Os primórdios da colonização portuguesa (que se iniciou no Nordeste) coloca em destaque a agricultura mercantil canavieira. Que se fez em bases escravistas. Depois associada à pecuária e à produção algodoeira com geração de excedentes de culturas de subsistência que avançaram pelos sertões.
Ao longo da segunda metade do século XVII, e a partir daí, o açúcar vai passar a enfrentar uma crise secular, com a abertura da concorrência antilhana. O preço do açúcar cairia tendencialmente, e o preço do escravo subiria. No auge da economia açucareira, entre 1610-1640 um escravo custava entre 16 e 22 arrobas de açúcar. Na crise em 1780, o escravo passou a custar entre 90 e 130 arrobas de açúcar!
Esta é a primeira caracterização regional a se destacar (ainda incompleta) enquanto “espaço em crise”. Projetaria um processo denominado de Letargia Secular (Celso Furtado). No entanto, é o endividamento dos proprietários que faz persistir a produção e uma crescente dependência em relação ao capital mercantil, que era traficante. Era necessário produzir mais açúcar para pagar dívidas e reproduzir o sistema. É uma lógica do capital mercantil.

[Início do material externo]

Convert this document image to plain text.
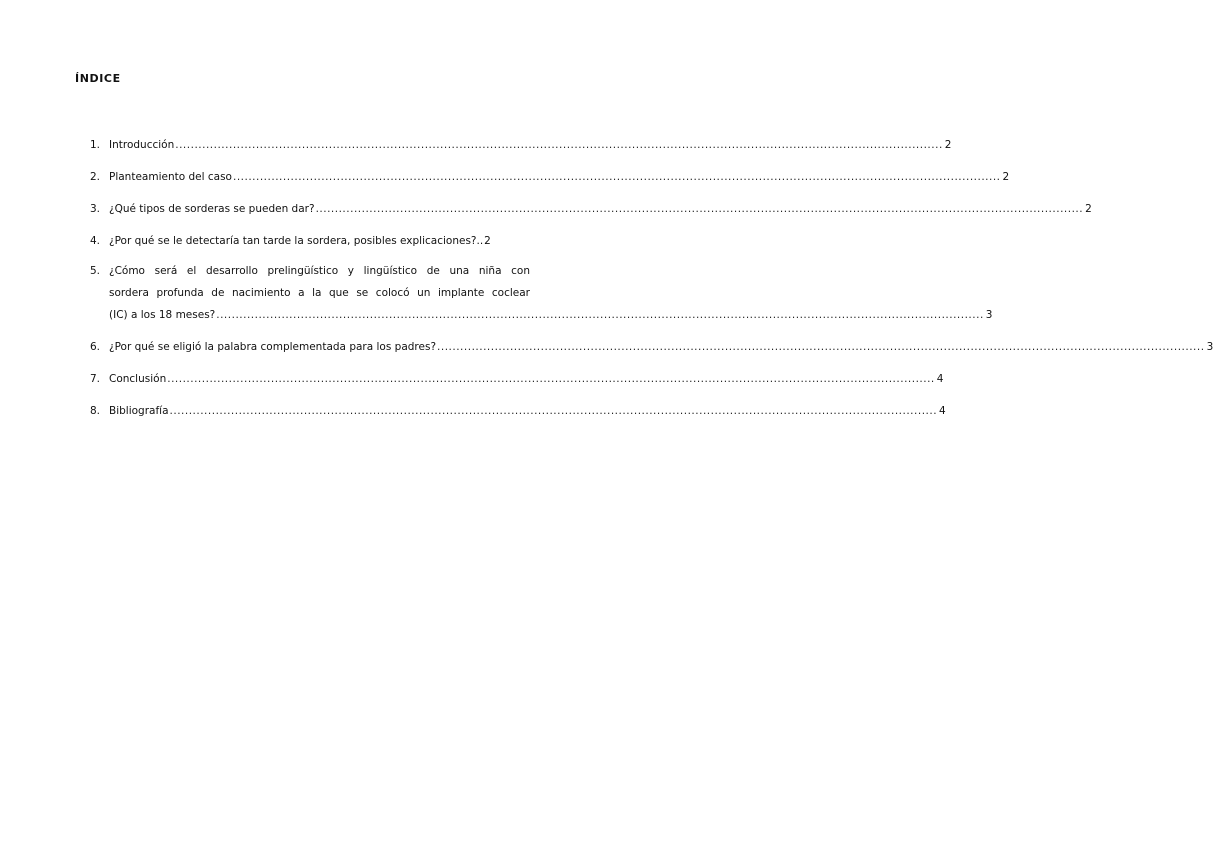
ÍNDICE
1. Introducción ........................................................................................................................................................................................................ 2
2. Planteamiento del caso ........................................................................................................................................................................................................ 2
3. ¿Qué tipos de sorderas se pueden dar? ........................................................................................................................................................................................................ 2
4. ¿Por qué se le detectaría tan tarde la sordera, posibles explicaciones?.. 2
5. ¿Cómo será el desarrollo prelingüístico y lingüístico de una niña con
sordera profunda de nacimiento a la que se colocó un implante coclear
(IC) a los 18 meses? ........................................................................................................................................................................................................ 3
6. ¿Por qué se eligió la palabra complementada para los padres? ........................................................................................................................................................................................................ 3
7. Conclusión ........................................................................................................................................................................................................ 4
8. Bibliografía ........................................................................................................................................................................................................ 4
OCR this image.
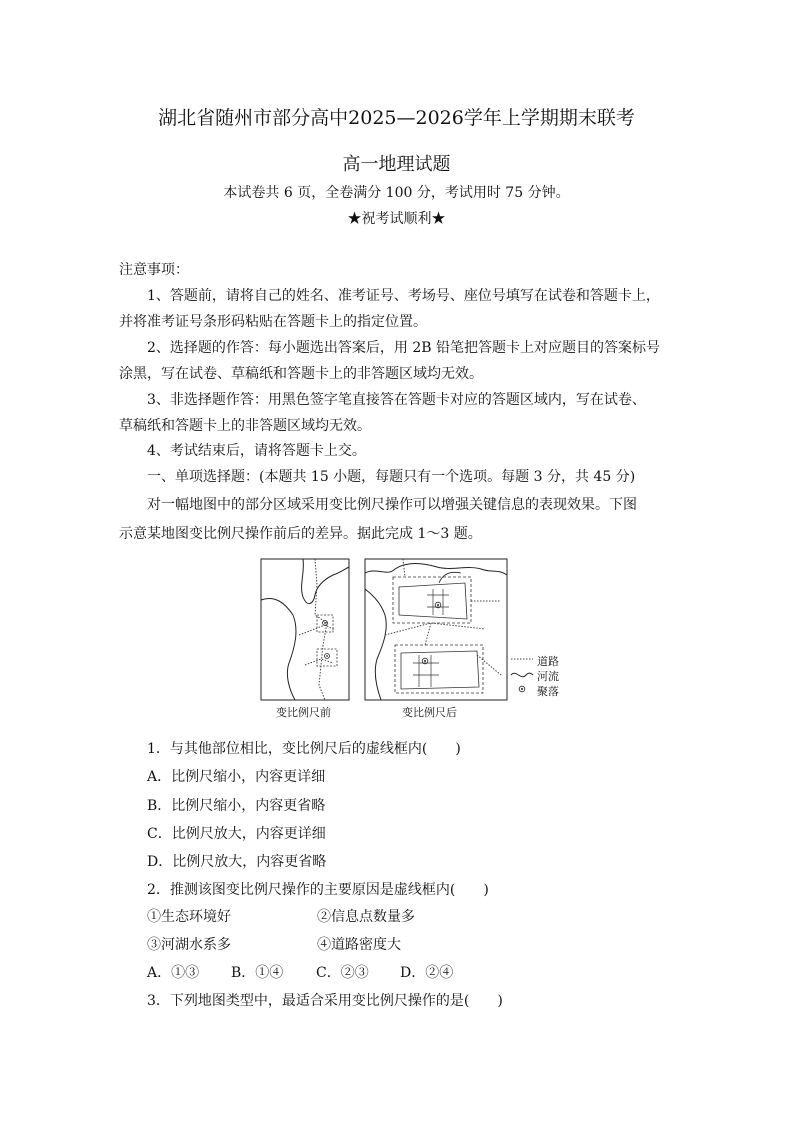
湖北省随州市部分高中2025—2026学年上学期期末联考
高一地理试题
本试卷共 6 页，全卷满分 100 分，考试用时 75 分钟。
★祝考试顺利★
注意事项：
1、答题前，请将自己的姓名、准考证号、考场号、座位号填写在试卷和答题卡上，
并将准考证号条形码粘贴在答题卡上的指定位置。
2、选择题的作答：每小题选出答案后，用 2B 铅笔把答题卡上对应题目的答案标号
涂黑，写在试卷、草稿纸和答题卡上的非答题区域均无效。
3、非选择题作答：用黑色签字笔直接答在答题卡对应的答题区域内，写在试卷、
草稿纸和答题卡上的非答题区域均无效。
4、考试结束后，请将答题卡上交。
一、单项选择题：(本题共 15 小题，每题只有一个选项。每题 3 分，共 45 分)
对一幅地图中的部分区域采用变比例尺操作可以增强关键信息的表现效果。下图
示意某地图变比例尺操作前后的差异。据此完成 1～3 题。
道路
河流
聚落
变比例尺前	变比例尺后
1．与其他部位相比，变比例尺后的虚线框内(　　)
A．比例尺缩小，内容更详细
B．比例尺缩小，内容更省略
C．比例尺放大，内容更详细
D．比例尺放大，内容更省略
2．推测该图变比例尺操作的主要原因是虚线框内(　　)
①生态环境好	②信息点数量多
③河湖水系多	④道路密度大
A．①③ B．①④ C．②③ D．②④
3．下列地图类型中，最适合采用变比例尺操作的是(　　)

A especificidade que busco destacar: as terras no Nordeste foram se fechando dentro do regime de sesmarias! (que seria extinto em 1822 através de um ato de José Bonifácio). Enseja uma lenta desarticulação da economia de base escravista e substituição do trabalho escravo por um campesinato dominado, com base em relações de lealdade e submissão. Não se tratava de trabalho livre e sim de novas e complexas relações de trabalho coercitivo envolvendo o campesinato.
As terras encontravam-se fechadas e sua produção vinculada aos engenhos. O processo de “fechamento de terras” no Nordeste não implicará ocupação e escassez de terras. Tollenare, em 1817, indicava uma proporção de 1 para 24, como sendo a razão entre terras cultivadas e não cultivadas de um engenho no Nordeste, razão esta que atingia 1 para 12 se incluídas as áreas de pastagens. A expansão açucareira que se verifica na Zona da Mata e no Recôncavo baiano resultante das guerras napoleônicas provavelmente tenha ocorrido no interior da propriedade.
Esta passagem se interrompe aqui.